Others
Others

Reputation: 3023

Is there a way to use solver.unsat_core, without using solver.assert_and_track?

Is there any way to make the following code work, and print out a valid unsat core?

from z3 import *

a = Int('a')
b = Int('b')

s = Solver()
s.add(a == 1)
s.add(a == 2)
s.add(b == 3)

s.check()

# This prints [], and I would like it to print [a == 1, a == 2]
print(s.unsat_core())

I know I could do this instead:

from z3 import *

a = Int('a')
b = Int('b')

s = Solver()
s.assert_and_track(a == 1, 'p1')
s.assert_and_track(a == 2, 'p2')
s.assert_and_track(b == 3, 'p3')

s.check()
# This prints [p1, p2]
print(s.unsat_core())

But for the real project I'm working on, it would be painful to go through and give names to every constraint (due to their volume, as well as how they're generated.)

Upvotes: 1

Views: 577

Answers (1)

alias
alias

Reputation: 30525

Not unless you implement it yourself.

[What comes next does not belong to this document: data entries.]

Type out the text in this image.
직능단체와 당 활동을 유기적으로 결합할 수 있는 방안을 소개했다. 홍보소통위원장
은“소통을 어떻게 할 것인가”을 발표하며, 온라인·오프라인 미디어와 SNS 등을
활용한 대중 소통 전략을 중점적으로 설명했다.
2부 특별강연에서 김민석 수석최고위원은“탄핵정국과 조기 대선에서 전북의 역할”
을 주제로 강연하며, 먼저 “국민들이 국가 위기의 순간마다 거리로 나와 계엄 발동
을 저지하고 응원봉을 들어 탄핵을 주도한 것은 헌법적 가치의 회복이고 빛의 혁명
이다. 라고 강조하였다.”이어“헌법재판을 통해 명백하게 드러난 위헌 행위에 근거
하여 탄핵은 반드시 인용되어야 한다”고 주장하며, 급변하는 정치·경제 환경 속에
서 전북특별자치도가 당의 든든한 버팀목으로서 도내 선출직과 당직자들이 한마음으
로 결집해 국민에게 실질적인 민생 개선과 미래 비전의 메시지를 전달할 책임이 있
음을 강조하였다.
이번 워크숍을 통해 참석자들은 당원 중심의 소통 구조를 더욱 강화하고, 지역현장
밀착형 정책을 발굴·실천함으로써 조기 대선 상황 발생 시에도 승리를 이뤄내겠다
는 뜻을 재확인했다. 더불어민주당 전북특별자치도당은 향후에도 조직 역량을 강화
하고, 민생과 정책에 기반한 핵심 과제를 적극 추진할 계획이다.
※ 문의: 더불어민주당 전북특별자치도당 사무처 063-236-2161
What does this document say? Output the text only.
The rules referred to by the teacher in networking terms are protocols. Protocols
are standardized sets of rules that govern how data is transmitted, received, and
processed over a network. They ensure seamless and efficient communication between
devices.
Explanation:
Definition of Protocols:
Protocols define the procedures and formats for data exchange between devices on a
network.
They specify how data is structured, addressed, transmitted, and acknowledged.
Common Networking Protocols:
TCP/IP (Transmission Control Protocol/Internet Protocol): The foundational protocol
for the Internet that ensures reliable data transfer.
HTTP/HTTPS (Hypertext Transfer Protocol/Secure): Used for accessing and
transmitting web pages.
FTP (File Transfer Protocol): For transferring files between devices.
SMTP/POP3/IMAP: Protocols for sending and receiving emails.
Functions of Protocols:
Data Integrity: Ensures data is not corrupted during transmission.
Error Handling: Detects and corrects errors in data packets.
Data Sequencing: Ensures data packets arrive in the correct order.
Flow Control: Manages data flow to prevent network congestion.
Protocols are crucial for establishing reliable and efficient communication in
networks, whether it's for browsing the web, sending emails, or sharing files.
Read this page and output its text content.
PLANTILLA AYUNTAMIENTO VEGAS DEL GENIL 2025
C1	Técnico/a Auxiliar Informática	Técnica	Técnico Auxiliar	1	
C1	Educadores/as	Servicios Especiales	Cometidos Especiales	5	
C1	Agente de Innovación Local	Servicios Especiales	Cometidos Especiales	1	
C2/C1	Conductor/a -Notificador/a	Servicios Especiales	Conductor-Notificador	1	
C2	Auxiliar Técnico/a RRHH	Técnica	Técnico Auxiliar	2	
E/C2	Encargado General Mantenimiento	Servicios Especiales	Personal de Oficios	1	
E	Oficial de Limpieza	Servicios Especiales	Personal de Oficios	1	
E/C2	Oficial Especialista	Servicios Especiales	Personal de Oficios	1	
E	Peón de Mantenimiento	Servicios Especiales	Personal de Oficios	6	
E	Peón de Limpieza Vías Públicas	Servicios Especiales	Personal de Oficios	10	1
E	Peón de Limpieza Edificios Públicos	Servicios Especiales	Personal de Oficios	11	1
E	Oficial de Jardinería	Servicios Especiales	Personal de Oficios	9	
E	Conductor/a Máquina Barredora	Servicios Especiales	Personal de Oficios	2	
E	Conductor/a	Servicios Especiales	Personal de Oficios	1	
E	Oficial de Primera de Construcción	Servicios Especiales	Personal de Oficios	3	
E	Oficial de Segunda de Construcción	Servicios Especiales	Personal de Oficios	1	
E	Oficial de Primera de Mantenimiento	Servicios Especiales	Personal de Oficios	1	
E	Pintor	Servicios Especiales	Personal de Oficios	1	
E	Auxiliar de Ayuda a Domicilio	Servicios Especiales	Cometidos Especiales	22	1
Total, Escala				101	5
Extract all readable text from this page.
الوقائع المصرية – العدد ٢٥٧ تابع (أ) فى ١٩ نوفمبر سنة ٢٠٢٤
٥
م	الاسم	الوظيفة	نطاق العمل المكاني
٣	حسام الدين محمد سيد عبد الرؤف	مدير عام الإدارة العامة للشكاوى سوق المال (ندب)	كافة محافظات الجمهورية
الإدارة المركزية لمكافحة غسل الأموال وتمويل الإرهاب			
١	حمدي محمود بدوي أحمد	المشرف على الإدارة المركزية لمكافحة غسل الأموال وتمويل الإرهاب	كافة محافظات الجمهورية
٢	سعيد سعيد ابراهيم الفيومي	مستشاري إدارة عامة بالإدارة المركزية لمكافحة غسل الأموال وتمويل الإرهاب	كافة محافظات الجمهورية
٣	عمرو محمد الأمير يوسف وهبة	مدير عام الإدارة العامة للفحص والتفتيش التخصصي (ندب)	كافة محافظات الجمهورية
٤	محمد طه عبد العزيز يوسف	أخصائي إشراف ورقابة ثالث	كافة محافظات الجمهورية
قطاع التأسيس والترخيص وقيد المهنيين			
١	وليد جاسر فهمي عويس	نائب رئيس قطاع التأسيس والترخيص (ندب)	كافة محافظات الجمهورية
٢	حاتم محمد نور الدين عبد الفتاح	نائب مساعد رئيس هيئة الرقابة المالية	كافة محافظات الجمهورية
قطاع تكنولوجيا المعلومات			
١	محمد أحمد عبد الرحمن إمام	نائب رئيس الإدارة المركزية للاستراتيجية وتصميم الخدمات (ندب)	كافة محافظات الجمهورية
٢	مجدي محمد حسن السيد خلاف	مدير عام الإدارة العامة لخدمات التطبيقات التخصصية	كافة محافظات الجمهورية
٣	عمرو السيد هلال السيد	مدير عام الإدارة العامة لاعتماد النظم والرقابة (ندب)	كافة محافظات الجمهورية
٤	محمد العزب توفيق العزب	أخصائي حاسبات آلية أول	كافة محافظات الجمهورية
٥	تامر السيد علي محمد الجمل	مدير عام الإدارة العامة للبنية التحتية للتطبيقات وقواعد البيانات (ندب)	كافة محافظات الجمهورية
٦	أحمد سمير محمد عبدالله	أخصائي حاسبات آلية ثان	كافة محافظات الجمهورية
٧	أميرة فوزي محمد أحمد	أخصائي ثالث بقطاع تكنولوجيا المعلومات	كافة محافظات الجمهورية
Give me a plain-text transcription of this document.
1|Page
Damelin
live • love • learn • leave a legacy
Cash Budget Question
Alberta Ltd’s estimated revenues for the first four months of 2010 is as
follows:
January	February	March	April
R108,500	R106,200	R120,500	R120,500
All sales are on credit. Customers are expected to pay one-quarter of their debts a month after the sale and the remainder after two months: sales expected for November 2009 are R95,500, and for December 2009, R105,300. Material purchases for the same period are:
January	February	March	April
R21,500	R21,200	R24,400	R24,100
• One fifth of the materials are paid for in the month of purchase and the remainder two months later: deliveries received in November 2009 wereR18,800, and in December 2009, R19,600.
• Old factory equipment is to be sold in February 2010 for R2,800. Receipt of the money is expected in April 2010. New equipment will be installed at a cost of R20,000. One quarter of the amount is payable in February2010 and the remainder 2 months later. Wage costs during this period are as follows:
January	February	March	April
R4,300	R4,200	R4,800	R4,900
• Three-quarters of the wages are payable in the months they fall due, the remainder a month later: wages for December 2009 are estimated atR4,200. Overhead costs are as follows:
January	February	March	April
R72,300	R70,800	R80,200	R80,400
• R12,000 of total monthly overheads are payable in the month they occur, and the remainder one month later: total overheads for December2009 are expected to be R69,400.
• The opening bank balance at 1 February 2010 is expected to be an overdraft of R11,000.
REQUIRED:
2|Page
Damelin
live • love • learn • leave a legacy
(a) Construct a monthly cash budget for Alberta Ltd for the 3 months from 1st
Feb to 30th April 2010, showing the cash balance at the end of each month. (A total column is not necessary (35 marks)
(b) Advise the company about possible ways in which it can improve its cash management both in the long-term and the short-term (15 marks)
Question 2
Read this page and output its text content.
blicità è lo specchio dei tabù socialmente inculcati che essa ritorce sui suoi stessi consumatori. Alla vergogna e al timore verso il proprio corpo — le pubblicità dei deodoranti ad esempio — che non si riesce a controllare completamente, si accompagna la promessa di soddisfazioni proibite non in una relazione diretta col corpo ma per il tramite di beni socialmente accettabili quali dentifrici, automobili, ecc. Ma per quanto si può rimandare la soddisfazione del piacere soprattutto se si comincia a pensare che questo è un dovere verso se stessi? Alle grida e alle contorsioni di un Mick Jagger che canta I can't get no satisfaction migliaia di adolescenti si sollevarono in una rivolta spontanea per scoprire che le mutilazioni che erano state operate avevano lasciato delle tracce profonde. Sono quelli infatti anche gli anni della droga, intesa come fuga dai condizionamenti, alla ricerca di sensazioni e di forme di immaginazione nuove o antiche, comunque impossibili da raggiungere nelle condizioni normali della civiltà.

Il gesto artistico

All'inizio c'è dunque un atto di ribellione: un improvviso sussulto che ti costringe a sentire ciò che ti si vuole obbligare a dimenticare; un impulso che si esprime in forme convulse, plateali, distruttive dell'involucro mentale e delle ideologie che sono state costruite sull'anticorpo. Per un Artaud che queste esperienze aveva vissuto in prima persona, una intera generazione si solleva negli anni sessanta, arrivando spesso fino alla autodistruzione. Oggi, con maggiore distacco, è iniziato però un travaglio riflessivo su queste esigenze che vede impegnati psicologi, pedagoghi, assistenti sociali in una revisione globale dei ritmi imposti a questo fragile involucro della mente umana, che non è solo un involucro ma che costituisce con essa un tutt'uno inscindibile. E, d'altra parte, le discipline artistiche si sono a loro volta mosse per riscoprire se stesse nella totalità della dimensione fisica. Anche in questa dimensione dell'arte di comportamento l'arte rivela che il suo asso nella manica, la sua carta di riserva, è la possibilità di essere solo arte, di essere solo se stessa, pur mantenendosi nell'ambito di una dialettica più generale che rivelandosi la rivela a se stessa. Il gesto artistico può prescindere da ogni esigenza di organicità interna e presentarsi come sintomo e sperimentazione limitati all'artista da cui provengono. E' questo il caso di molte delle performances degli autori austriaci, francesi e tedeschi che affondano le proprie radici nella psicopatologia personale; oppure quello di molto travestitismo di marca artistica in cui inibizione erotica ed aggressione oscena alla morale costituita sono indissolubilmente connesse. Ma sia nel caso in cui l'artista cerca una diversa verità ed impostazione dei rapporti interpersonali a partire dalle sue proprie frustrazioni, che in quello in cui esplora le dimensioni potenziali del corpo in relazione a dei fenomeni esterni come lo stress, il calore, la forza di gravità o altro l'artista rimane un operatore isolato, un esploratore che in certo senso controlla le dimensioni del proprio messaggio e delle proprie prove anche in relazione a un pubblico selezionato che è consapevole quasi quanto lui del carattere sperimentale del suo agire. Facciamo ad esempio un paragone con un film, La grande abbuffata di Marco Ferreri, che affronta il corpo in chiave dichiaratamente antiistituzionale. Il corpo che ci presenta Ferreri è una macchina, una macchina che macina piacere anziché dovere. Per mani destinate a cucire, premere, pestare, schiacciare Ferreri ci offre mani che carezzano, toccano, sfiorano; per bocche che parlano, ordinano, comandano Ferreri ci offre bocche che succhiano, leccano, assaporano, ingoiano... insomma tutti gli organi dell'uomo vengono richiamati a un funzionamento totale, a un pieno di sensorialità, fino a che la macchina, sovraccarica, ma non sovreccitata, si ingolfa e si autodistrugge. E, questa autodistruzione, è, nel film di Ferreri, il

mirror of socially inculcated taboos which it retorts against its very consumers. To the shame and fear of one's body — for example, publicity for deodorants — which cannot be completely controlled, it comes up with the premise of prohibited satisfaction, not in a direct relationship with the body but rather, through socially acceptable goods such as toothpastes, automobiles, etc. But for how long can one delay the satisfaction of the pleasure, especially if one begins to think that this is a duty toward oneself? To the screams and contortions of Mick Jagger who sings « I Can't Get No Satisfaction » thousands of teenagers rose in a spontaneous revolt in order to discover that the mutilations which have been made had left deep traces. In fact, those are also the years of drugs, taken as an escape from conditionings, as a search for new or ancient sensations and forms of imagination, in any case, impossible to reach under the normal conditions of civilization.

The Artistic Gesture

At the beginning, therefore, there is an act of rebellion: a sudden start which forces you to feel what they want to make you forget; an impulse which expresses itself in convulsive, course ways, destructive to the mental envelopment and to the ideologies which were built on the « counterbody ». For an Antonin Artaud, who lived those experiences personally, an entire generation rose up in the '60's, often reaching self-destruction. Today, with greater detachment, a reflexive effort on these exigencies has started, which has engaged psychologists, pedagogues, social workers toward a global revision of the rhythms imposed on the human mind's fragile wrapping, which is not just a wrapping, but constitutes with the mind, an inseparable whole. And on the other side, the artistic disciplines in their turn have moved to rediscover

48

Unsat core extraction requires labeling the constraints, see top of page 67 of this document: http://smtlib.cs.uiowa.edu/papers/smt-lib-reference-v2.6-r2017-07-18.pdf

Having said that, you can build a "database" of your assertions by defining your own version of add that first makes up a name and inserts it, and then do the reverse lookup in a function my_unsat_core that you would similarly define. If you were to implement this in a generic way, Z3 folks might be interested in incorporating it into their API as well. Would be a nice addition.